La ciencia lo confirma: limpiamos mal la sopa del gimnasio. Generalmente, tras hacer una sesión de deporte tiramos la ropa sucia directamente a la lavadora o bien al cesto con el resto de prendas que tenemos pendiente por lavar. En cualquier de los dos casos, según asegura un estudio recogido por Daily Mail, está mal hecho: hay que dejar que la ropa sucia "respire" para evitar que la acumulación de bacterias.
Confirmado por los expertos: lavas mal la ropa del gimnasio y eso puede ser un problema grave e 'invisible'
"Si bien puedes sentirte tentado a tirar toda tu ropa sudada y maloliente directamente al cesto de la ropa sucia después de hacer ejercicio, no es una buena idea", argumenta Rebecca Jakeman, quien forma parte de la investigación en cuestión. Estas prendas que desprenden mal olor y que están sudadas, además de haber pasado por máquinas en el caso de que hayamos ido al gimnasio y no se haya realizado ejercicio en exteriores, puede acabar convirtiéndose en el hogar de bacterias y hongos, que puedan hasta dañar la propia lavadora.
"Si no permites que el sudor se evapore, las bacterias y los olores pueden permanecer, creando un cóctel desagradable que incluso la lavadora más potente podría tener dificultades para eliminar", continua Jakeman. "Recuerda que la ropa de entrenamiento es más delicada que otras telas, por lo que mezclarla con prendas pesadas puede causar enganches, rasgaduras y otros daños", añade.

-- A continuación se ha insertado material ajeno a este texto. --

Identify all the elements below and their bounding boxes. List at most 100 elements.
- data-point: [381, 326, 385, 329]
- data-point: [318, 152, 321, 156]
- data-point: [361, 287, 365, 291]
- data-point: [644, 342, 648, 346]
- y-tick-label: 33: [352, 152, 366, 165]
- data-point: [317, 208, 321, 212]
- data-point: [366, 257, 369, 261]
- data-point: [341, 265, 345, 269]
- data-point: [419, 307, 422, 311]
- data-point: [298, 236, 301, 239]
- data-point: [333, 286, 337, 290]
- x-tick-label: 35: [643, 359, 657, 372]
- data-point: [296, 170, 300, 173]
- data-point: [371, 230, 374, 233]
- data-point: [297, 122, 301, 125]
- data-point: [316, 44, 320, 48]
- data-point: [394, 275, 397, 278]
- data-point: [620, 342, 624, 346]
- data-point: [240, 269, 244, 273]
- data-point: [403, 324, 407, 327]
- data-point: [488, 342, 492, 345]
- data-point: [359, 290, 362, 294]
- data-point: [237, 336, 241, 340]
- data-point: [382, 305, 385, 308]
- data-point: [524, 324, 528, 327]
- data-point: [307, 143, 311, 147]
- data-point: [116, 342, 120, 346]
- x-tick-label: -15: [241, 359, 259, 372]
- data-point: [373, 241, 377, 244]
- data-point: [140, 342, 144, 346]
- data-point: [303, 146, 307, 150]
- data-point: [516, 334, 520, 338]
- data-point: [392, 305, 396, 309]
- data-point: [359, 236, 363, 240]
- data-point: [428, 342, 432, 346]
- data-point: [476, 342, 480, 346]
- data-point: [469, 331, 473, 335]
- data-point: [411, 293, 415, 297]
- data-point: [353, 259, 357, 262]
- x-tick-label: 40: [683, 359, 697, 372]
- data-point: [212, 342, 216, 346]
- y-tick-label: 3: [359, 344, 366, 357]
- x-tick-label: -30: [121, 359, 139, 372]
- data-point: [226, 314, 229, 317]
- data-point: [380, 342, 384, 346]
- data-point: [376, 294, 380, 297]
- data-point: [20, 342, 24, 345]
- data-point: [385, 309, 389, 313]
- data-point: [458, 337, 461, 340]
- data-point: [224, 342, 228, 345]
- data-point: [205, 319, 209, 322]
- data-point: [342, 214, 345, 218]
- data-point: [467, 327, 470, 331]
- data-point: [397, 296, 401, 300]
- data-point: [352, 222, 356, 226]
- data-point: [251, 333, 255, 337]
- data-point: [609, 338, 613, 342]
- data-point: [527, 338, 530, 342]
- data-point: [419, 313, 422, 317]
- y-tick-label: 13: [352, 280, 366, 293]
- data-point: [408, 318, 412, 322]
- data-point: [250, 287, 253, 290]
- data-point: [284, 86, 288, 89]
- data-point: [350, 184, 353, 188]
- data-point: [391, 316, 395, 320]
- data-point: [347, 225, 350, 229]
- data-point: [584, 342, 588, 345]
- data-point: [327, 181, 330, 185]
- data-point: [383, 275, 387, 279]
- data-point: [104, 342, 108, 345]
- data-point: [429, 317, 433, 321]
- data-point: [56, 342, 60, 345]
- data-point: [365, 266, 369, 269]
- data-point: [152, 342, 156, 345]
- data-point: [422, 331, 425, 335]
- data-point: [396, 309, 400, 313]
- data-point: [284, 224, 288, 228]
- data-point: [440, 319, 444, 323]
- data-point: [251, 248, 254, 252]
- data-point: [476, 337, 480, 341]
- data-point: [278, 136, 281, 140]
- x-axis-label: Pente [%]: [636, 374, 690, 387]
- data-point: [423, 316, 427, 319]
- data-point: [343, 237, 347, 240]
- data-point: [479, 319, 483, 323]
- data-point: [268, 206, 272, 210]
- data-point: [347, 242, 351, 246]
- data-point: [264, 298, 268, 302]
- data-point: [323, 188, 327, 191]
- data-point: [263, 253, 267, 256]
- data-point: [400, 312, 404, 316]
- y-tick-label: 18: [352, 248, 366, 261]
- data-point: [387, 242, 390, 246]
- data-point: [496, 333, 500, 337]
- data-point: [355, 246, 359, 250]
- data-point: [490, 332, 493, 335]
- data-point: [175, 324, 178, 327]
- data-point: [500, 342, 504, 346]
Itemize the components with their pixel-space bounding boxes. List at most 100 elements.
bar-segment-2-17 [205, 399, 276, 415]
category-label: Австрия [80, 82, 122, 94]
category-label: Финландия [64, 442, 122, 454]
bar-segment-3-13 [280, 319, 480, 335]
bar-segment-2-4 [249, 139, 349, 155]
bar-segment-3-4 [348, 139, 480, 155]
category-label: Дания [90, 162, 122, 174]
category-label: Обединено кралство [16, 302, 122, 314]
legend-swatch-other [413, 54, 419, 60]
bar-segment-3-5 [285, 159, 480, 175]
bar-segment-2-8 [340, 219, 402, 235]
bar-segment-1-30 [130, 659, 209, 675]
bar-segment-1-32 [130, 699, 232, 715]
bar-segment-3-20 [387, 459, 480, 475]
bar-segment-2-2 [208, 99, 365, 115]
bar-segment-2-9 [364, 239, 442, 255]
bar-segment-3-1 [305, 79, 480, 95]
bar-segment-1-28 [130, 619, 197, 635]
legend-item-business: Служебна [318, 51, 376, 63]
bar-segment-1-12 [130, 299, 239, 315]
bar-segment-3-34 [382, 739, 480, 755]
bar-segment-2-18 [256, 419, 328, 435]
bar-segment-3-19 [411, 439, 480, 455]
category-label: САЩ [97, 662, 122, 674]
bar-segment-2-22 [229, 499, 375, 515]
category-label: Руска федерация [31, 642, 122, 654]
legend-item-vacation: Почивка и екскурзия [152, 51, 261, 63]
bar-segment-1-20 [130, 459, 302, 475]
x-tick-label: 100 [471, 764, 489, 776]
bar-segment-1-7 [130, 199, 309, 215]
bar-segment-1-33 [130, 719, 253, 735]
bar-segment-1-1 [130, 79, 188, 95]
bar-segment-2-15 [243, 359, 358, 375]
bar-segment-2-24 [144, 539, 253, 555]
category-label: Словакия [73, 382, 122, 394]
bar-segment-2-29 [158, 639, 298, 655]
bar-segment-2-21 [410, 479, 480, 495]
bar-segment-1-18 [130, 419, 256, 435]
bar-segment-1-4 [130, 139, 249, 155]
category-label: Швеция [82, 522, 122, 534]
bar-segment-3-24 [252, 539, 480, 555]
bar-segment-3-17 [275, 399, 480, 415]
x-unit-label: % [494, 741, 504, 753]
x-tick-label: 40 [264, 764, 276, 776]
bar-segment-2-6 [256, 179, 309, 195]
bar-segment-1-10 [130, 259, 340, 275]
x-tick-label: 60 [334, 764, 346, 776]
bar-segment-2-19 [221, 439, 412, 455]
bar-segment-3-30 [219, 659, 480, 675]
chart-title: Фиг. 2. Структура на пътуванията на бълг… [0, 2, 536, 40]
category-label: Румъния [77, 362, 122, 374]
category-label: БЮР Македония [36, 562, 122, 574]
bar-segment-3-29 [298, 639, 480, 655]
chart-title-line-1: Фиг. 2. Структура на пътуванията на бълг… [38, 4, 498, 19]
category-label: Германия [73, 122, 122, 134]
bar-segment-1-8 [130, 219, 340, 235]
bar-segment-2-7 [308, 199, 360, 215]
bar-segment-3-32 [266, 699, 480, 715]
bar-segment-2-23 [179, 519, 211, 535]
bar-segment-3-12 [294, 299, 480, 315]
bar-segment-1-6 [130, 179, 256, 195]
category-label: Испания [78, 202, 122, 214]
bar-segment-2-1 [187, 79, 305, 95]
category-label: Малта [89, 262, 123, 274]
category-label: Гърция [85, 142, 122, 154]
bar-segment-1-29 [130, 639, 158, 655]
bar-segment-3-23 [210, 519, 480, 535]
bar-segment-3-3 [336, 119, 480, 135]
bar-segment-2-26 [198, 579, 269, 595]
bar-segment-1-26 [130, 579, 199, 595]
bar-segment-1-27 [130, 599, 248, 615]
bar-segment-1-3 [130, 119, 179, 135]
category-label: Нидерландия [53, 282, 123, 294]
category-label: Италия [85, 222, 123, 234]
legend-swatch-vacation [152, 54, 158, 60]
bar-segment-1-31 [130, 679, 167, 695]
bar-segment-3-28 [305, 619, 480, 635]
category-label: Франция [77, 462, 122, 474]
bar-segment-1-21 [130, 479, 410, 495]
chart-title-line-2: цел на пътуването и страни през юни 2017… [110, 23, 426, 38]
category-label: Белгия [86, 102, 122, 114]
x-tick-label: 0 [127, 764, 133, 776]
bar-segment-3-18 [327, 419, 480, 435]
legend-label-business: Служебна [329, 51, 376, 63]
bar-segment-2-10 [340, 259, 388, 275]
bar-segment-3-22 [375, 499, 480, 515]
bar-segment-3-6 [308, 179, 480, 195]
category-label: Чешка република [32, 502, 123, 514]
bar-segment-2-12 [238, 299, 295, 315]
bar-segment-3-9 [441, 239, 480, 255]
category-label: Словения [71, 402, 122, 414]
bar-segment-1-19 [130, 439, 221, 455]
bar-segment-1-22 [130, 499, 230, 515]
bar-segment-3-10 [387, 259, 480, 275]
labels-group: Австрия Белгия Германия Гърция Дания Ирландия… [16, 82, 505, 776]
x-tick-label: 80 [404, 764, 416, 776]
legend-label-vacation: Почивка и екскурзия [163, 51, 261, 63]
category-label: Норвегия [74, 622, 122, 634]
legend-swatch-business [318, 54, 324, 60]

¿Qué hay que hacer entonces? Dejar que esa ropa sucia se airee un poco antes de meterla en un saco cerrado o dentro de la lavadora -si no vamos a realizar un lavado prácticamente inmediato con la temperatura adecuada para eliminar cualquier mal olor o bacteria-. Es recomendable dejar las prendas incluso tendidas en la terraza para que puedan tener una ventilación más óptima.